Petar Nikolov Penchev (Петър Николов Пенчев; born 12 August 1969) is a Bulgarian professional football manager and former player in a defender role, who is the current manager of Botev Plovdiv U19.

==Playing career==
In the 90s Petar Penchev played for Botev Plovdiv, Spartak Plovdiv, and Levski Sofia. Throughout his career he played in more than 200 official games.

Petar Penchev spent 6 seasons in Spartak Plovdiv. He was a key player for Spartak Plovdiv in season 1994-95 when the team finished on 6th place in A Grupa.

In the summer of 1995 Petar Penchev was transferred to Levski Sofia. He played in 34 games and scored one goal. Penchev participated in 4 games in the European tournaments in the autumn of 1995.

In 1996 Penchev returned to Botev Plovdiv and remained in the team until 2000. He is well known among Botev Plovdiv supporters for his spectacular goal in the 80th minute during the dramatic 4-3 win against Levski Sofia on 6 December 1996.

Penchev also spent a season playing for PFC Hebar Pazardzhik when the team finished on 9th place of A Grupa. At the end of his careers as a professional player he represented Chernomorets Burgas for a couple years.

After his retirement Petar Penchev continues to play for the veterans of Botev Plovdiv. He was part of the team that won the championship in 2013.

==Managing career==

===Early career===
In the spring 2009 Petar Penchev was hired as a manager of Botev Plovdiv and saved the team from relegation. During his first spell as a manager the first team achieved 5 wins and 6 losses.

He worked for 5 years with the youth formations of Botev Plovdiv before joining PFC Chavdar Etropole in 2011. He was manager of the Bulgaria national football team U-17 for a while and after that returned to Botev Plovdiv as a youth coach.

===Return to Botev Plovdiv===

On 4 December 2014 Petar Penchev was hired again for Botev Plovdiv manager until the end of the year. Three days later, on 7 December, he made his second debut as Botev Plovdiv manager with the 2-0 home win over PFC Haskovo. A week later his team played well but was defeated with 1-0 by the defending champions Ludogorets Razgrad.

On 15 December it was announced that Petar Penchev's contract has been extended and he will remain manager of Botev Plovdiv until the end of the season. At the end of the month it was officially confirmed that Kostadin Vidolov will be assistant manager.
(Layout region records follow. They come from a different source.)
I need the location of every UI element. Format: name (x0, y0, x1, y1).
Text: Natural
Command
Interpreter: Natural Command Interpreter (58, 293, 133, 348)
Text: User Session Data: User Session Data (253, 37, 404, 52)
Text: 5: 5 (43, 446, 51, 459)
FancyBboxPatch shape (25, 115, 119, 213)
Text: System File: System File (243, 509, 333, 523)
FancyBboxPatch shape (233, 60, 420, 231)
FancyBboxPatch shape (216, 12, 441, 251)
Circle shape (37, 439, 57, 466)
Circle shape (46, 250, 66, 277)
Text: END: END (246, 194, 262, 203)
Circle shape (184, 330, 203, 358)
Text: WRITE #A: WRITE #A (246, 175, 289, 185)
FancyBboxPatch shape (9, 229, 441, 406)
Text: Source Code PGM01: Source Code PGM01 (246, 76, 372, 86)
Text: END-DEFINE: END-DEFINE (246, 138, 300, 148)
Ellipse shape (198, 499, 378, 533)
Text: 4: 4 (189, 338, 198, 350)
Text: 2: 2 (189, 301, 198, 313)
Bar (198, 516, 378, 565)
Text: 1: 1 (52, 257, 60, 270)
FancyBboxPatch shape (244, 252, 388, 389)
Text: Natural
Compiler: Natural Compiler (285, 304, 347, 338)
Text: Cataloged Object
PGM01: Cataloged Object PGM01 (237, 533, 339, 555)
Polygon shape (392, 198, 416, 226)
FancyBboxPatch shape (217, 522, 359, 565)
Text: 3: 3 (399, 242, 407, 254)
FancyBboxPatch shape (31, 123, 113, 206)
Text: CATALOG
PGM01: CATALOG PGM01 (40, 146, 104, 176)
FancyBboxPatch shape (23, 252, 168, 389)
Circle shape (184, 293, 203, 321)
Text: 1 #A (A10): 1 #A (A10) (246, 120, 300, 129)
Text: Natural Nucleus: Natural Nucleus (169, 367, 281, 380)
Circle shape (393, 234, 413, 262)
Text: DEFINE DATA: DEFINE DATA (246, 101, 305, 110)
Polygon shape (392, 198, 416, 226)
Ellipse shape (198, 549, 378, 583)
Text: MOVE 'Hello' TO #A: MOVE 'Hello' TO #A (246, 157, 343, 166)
Botev Plovdiv had an excellent start of 2015. Under Penchev's guidelines the team achieved a 3-0 home victory against Marek Dupnitsa and 0-2 away win in the derby game versus the local rivals Lokomotiv Plovdiv. Five days later, on 15 March, under Penchev's guidelines Botev Plovdiv achieved an important 2-0 win over CSKA Sofia which qualified the team in top 6 playoffs in A Grupa.

Botev Plovdiv visited Razgrad in the first round of the playoffs and the match against the defending champions Ludogorets ended in a 0-0 draw. Under Penchev's guidelines Botev Plovdiv lost 0-1 from Litex Lovech in the next round and made a 0-0 away draw with CSKA Sofia in the third round of the playoffs. In the 4th round of the playoffs Botev Plovdiv made another draw, this time 1-1 with Beroe Stara Zagora.

Unexpectedly, on 2 May, Penchev did not include the captain Ivan Tsvetkov in the squad for the game against Ludogorets Razgrad although he was not injured. After a private discussion between the manager of team and the player Tsvetkov returned in the starting lineup for the next game.

On 16 May, Botev Plovdiv achieved first win in the playoffs over CSKA Sofia with 3-2. In the next round, on 23 May, the team of Botev Plovdiv was defeated with 1-2 in the away game with Beroe Stara Zagora. Lazar Marin scored goals in both games because of Penchev's decision to allow him to play more attacking role.

Botev Plovdiv finished season 2014-15 on 6th place in A Grupa.

Botev Plovdiv started season 2015-16 under Penchev's guidelines with a 1-1 draw with Levski Sofia. A week later, on 25 July, Botev Plovdiv was defeated with the shocking result 6-0 by PFC Montana. Immediately after the game Penchev was released and it was announced that the goalkeeper Mihail Ivanov will no longer play for Botev Plovdiv.